Time is inevitably passing by, the same as my sweet volunteering period. After living for several months in Skopje, I can say that even though I didn’t experience a huge cultural shock, some facts left me in awe or puzzlement. Let’s start with my subjective list of ten things which surprised me in Macedonia (the best country in the world)!
- Lots of Polish products
Yes, I am Polish. Slavic blood from the north landed in Skopje, and then what? I needed to find something to eat. I remember my first time doing groceries in Stokomak. My flatmate told me that I could find some Polish products there. But I didn’t expect that many. It was hella convenient because, at first, even though I knew the Cyrillic alphabet, I didn’t need to struggle with reading. I could find anything I craved – Polish sweets, yoghurt, kabanosy or cleaning products. Unfortunately, except for instant beetroot soup (crying in Polish).
- People smile in here
I lived for 28 years in Poland, where people are sad, grumpy, constantly tired, and smiling on the street is considered weird. Then here – people are so welcoming, warm and smile a lot. I have a small anecdote – in spring, we went to a small village in the South of Macedonia for an event with a few other volunteers. We crossed the street and saw a police car coming in our direction. I got used to seeing a very serious and scary policeman, but no, no, not in this case. The police officer was…smiling at us. I found that creepy as hell, to be honest. But after a few more months, even I, the grumpiest person, learned how to smile a bit.
That is one of the biggest secrets of the Macedonian people. Prices are going crazy; essential products cost more than even a few weeks ago. The minimum wage is around 300-350 EUR. Dear people, how are you able to survive?
- Stray animals
I come from a place where we don’t have a problem with stray animals. So what shocked me in the Balkans and Macedonia was the number of homeless dogs and cats. As an animal lover, not once and not twice, I was nearly crying because of that. Thank God many people from our neighbourhood take care of stray animals.
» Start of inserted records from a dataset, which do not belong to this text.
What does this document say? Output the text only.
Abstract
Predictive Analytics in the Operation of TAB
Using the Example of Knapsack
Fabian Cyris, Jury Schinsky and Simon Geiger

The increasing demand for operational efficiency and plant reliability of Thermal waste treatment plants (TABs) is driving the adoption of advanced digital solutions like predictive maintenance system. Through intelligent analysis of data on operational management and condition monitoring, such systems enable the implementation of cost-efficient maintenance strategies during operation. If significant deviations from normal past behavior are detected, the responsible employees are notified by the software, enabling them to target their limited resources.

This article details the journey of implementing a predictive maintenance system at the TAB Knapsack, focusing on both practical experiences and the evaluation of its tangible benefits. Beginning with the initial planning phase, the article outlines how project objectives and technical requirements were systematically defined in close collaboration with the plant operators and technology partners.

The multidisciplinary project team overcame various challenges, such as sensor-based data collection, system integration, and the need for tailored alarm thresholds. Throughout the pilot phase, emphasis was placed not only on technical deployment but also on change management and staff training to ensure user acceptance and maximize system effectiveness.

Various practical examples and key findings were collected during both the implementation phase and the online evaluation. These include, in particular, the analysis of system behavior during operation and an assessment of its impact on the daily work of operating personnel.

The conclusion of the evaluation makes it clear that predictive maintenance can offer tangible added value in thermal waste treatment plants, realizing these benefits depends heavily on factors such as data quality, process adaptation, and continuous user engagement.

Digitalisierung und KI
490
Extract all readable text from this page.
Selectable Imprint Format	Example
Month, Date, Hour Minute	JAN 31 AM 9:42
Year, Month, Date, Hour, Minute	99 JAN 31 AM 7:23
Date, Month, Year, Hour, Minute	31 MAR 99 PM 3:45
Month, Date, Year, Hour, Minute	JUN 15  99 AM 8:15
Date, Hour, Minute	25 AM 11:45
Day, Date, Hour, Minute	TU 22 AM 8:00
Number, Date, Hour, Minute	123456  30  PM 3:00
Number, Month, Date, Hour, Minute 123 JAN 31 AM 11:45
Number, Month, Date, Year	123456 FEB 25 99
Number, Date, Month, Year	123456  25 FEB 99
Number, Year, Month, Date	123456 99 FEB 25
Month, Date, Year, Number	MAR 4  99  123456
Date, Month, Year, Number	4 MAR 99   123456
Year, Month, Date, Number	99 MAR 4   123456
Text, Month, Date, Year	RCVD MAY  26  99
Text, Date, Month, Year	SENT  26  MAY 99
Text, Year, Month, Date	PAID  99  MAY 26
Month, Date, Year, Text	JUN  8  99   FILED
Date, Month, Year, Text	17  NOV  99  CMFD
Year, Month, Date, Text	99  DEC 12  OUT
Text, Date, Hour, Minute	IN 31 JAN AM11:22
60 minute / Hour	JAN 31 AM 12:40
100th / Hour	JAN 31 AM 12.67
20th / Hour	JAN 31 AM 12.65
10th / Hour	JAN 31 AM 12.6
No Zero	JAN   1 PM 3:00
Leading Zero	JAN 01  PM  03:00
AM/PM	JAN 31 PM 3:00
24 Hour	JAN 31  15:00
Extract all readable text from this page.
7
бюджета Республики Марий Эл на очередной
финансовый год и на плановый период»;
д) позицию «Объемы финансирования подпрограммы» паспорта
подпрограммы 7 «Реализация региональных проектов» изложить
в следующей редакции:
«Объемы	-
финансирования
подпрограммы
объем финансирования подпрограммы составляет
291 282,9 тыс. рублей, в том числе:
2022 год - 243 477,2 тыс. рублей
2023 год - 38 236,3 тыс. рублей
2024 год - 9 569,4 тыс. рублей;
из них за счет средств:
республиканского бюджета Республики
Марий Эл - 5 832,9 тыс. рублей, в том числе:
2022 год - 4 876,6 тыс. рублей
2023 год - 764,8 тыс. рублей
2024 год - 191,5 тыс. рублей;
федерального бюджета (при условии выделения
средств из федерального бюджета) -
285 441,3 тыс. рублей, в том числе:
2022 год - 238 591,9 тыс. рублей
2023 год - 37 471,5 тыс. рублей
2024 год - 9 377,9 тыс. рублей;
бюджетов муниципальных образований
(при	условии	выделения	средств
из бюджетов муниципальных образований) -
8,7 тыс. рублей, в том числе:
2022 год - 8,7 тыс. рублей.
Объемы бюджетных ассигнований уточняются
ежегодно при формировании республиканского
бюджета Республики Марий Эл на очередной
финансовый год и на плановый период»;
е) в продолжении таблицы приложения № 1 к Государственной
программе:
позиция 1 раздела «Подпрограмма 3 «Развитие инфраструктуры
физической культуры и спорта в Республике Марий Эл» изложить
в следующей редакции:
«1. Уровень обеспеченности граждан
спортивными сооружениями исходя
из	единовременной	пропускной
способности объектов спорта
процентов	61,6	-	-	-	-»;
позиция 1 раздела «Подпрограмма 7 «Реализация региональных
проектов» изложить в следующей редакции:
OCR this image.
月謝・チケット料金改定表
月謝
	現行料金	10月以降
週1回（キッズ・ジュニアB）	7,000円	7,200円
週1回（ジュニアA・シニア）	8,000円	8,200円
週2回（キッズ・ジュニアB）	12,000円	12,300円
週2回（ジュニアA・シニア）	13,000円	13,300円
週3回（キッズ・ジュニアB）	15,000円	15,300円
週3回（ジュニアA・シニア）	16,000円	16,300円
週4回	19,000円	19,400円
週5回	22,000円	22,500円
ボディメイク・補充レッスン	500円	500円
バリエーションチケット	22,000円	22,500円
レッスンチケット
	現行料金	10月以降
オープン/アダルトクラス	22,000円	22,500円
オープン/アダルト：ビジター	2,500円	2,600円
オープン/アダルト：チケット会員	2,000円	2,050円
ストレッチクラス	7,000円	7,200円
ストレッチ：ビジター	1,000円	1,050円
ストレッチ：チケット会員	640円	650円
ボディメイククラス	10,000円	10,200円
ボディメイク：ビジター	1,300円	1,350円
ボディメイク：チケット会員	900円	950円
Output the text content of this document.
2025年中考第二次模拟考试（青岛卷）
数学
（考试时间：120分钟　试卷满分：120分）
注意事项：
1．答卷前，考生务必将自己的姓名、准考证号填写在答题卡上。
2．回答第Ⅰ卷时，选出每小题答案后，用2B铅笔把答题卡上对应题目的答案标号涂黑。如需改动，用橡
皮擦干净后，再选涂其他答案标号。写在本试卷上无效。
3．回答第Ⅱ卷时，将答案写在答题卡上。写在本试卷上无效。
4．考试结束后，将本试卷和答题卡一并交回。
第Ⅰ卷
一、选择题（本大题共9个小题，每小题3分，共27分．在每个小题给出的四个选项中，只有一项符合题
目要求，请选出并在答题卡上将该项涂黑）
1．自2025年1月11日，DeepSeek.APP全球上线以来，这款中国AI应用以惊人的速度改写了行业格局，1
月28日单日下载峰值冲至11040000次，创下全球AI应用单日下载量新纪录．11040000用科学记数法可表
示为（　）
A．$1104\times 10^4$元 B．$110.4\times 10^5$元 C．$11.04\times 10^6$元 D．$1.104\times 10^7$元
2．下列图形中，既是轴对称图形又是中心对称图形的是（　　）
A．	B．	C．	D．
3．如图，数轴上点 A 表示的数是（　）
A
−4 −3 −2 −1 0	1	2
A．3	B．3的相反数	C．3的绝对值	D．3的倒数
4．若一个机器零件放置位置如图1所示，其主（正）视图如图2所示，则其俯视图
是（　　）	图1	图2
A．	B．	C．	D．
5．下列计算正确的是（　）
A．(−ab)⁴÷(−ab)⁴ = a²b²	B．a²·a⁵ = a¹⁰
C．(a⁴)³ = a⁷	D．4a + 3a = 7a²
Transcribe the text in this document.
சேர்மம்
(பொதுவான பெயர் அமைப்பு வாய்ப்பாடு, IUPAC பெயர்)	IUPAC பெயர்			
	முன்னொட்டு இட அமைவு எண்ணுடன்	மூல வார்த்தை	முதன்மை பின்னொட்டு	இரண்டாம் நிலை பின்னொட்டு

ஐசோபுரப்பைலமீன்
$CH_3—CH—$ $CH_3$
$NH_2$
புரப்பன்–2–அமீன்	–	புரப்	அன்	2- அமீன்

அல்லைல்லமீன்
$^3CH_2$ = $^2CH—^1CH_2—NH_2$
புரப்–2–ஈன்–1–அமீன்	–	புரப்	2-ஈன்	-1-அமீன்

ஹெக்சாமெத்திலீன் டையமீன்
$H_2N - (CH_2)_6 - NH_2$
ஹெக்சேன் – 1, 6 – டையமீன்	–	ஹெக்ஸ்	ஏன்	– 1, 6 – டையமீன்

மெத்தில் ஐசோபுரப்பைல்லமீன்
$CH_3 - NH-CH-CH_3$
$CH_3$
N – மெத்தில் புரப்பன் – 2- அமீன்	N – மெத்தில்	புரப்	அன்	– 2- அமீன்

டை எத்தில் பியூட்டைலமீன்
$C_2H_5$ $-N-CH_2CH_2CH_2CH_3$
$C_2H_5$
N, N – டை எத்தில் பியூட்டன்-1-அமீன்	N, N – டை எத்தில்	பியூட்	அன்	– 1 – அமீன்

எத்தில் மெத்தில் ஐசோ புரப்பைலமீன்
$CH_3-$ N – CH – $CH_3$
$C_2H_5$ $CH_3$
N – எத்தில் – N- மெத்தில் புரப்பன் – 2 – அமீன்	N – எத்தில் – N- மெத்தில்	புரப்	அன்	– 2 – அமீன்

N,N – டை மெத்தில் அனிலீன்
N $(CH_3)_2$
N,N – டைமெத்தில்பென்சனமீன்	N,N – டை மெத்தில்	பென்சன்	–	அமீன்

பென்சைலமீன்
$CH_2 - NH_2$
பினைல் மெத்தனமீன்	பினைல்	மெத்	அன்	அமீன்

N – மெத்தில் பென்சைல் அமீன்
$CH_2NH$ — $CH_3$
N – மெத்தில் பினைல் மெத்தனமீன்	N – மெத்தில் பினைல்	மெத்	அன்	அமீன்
But it doesn’t change my mind that every animal deserves a warm, loving home and not to spend their lives on the streets.
- Balkan time
Relax, take it easy. Are you inviting your friends at 9 p.m.? Don’t worry. They will come after 10 or 11. The same is with organizing events – it will never start on time. People will come one or two hours after the planned starting hour. At first, it is disturbing, significantly, when you grew up in a culture where everything needed to be right on time, duh. You’re expected to be a few minutes earlier. And then you have to get used to Balkan time if you don’t want to go mental.
- Statues, statues everywhere
Ach Skopje. You can find statues everywhere, even in places you would never expect to. Honestly, there are thousands of various statues and monuments here. Maybe it would be fun to make a challenge and catch them all?
- English level of young people
Before the summer holidays, as volunteers, we conducted workshops for elementary school students. At first, we were concerned – would they be able to understand us? We were in awe. Not only they understood us, but ups, their English level was better than ours. In general, young people, I’ve met here speak excellent English. When it comes to older Macedonians – they are so eager to help that even though they are not always able to talk, they will help you using body language.
Macedonia is a beautiful country with breathtaking views and wild nature. I am incredibly grateful that I could visit quite a few beautiful spots there because Macedonia is not limited to only Skopje, Matka Canyon and Ohrid. I had the opportunity to swim in Prespa and Dojran lakes and visit the Macedonian countryside and mountains. Those views will stay with me forever. Let us know what’s your favourite place in Macedonia!
- Trash everywhere but not in trash bins
This point is, unfortunately, connected to the previous one. While walking in nature, you can spot not only waterfalls but also trash waterfalls. Once, I visited Matka Canyon; some dude drank water, closed the bottle and threw it out to the river. I cannot express what I wanted to do to him. Fortunately, we can see the light at the end of the tunnel, and mentality is slowly starting to change. We cannot change the whole world, but we can start with our neighbourhood or city as we did during the project Highschoolers for cleaner Skopje.
I don’t want to finish in a pompous way, but I don’t regret my time in Macedonia. It passed too quickly to discover every gem and do everything I wanted to do. But what I could observe from ex-volunteers and what I feel inside of me, despite some minor inconvenience, the country and especially people here are why we want to come back. Macedonia, it’s not a goodbye, rather, see you soon.